Elezioni, Giorgia Meloni parla taiwanese: “Inaccettabile la minaccia della Cina”

“FdI e le democrazie mondiali condannano fermamente l’inaccettabile condotta della Cina” nei confronti di Taiwan, che è un “partner commerciale strategico per l’Italia e l’Unione europea”, ha detto Meloni in un’intervista pubblicata oggi, venerdì 23 settembre, dall’agenzia di stampa taiwanese Cna. “Con un governo di centrodestra è certo che Taiwan sarà una preoccupazione imprescindibile per l’Italia”, ha dichiarato la leader di FdI prima di affermare di aver “seguito da vicino e con disagio” ciò che sta accadendo nello Stretto. L’Unione europea dovrebbe “dispiegare tutte le armi politiche e diplomatiche a sua disposizione“, esercitando “quanta più pressione possibile” per impedire alla Cina di provocare qualsiasi conflitto militare nell’area, ha aggiunto Meloni, secondo cui un’azione militare cinese avrebbe ripercussioni anche sui rapporti commerciali tra Pechino e Bruxelles: “Non dimentichiamo che l’Unione europea è anche un mercato di sbocco chiave per la Cina, che rischia di essere chiuso se decidesse di attaccare l’isola”.

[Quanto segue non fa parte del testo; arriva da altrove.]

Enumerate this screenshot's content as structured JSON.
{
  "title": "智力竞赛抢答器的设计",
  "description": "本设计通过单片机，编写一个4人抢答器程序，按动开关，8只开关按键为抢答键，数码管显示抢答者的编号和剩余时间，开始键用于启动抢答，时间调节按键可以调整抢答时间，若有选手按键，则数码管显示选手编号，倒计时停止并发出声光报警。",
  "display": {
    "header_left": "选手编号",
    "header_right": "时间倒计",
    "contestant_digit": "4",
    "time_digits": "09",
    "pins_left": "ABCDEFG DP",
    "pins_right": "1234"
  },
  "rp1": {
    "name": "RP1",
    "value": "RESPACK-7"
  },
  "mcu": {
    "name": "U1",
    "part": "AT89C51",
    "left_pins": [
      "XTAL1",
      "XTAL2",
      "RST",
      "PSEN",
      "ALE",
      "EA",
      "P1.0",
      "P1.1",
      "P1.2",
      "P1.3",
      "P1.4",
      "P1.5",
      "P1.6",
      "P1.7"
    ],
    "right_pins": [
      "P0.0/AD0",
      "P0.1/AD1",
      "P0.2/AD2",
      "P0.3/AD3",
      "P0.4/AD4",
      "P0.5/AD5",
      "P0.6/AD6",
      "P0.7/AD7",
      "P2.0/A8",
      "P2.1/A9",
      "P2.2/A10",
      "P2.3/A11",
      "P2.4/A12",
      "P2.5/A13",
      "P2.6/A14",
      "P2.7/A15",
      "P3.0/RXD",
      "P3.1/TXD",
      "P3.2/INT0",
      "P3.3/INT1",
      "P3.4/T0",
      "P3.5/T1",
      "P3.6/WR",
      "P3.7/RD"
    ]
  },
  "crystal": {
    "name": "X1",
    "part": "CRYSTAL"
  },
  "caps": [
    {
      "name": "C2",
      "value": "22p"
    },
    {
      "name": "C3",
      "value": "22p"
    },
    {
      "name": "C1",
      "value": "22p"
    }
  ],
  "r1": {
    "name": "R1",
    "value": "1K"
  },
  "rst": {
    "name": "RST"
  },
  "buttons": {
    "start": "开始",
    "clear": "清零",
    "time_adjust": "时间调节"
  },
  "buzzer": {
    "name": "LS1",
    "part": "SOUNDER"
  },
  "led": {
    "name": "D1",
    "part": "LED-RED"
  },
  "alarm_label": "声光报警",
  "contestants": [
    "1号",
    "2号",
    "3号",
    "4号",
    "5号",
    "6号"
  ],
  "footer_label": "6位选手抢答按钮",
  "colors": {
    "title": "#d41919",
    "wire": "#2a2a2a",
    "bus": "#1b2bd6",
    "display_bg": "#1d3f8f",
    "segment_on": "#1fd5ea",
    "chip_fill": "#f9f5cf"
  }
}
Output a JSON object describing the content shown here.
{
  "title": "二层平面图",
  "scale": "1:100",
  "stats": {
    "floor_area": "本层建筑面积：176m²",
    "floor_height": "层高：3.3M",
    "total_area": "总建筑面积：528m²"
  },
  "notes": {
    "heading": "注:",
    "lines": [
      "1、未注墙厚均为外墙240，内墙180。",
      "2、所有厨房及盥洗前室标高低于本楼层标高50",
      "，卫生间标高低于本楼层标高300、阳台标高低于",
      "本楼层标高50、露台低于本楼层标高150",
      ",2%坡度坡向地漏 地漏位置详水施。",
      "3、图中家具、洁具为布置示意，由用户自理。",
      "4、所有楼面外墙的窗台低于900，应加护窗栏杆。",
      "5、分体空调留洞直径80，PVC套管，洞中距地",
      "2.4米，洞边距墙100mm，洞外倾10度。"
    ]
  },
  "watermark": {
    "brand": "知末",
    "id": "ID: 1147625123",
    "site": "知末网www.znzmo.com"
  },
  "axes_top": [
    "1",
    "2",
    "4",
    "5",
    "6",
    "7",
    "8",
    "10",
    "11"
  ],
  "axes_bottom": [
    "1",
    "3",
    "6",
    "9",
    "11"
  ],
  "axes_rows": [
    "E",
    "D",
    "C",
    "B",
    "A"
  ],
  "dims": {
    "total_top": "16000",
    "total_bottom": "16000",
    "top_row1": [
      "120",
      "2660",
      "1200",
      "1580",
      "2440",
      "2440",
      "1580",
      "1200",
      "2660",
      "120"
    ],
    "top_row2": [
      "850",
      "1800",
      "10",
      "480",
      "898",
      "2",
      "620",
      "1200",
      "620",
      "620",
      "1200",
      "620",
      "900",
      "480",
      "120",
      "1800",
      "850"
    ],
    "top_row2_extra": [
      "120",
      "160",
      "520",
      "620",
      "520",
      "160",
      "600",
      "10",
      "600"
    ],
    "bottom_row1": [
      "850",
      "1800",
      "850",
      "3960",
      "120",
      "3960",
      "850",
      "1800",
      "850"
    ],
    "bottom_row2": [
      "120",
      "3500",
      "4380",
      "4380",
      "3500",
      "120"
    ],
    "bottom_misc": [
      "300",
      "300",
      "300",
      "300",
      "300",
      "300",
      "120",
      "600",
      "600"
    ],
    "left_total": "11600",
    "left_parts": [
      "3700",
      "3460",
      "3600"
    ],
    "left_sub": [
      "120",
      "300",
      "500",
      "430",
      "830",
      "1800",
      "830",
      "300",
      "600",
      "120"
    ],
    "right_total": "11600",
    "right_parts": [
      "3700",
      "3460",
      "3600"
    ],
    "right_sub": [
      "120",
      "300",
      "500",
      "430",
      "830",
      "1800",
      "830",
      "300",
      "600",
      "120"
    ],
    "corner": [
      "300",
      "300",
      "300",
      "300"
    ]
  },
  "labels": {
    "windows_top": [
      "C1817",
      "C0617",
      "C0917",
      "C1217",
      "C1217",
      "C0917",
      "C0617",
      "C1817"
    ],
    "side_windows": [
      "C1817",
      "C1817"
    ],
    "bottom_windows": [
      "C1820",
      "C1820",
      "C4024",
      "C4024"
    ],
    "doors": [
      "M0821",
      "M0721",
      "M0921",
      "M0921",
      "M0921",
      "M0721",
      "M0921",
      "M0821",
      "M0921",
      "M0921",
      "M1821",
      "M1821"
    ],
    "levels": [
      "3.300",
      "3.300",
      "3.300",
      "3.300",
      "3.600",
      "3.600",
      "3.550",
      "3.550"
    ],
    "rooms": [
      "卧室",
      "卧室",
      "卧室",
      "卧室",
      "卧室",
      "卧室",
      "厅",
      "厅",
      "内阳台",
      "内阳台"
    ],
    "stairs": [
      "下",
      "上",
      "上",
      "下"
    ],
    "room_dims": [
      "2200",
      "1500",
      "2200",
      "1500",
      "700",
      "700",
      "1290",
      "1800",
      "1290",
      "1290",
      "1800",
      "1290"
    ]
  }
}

Elezioni, Giorgia Meloni parla taiwanese: “Inaccettabile la minaccia della Cina”

Sulla partecipazione dell’Italia alla nuova Via della Seta, Meloni non ha dubbi: l’adesione nel 2019 è stata “un grosso errore” e “difficilmente” si possono prevedere le condizioni politiche per un rinnovo del protocollo d’intesa tra Roma e Pechino nel 2024. “Spero che il tempo serva alla Cina per abbassare i toni e fare qualcosa di concreto per il rispetto della democrazia, dei diritti umani e della legalità internazionale”, ha proseguito Meloni, prima di confessare che “se mi trovassi a dover firmare il rinnovo di quel memorandum domani mattina, difficilmente vedrei le condizioni politiche”. In caso di vittoria alle elezioni del 25 settembre e di guida del governo, Meloni è intenzionata ad assistere, nell’ambito del progetto dell’Unione europea Global gateway, “i Paesi che non vedono alternativa alla penetrazione cinese”.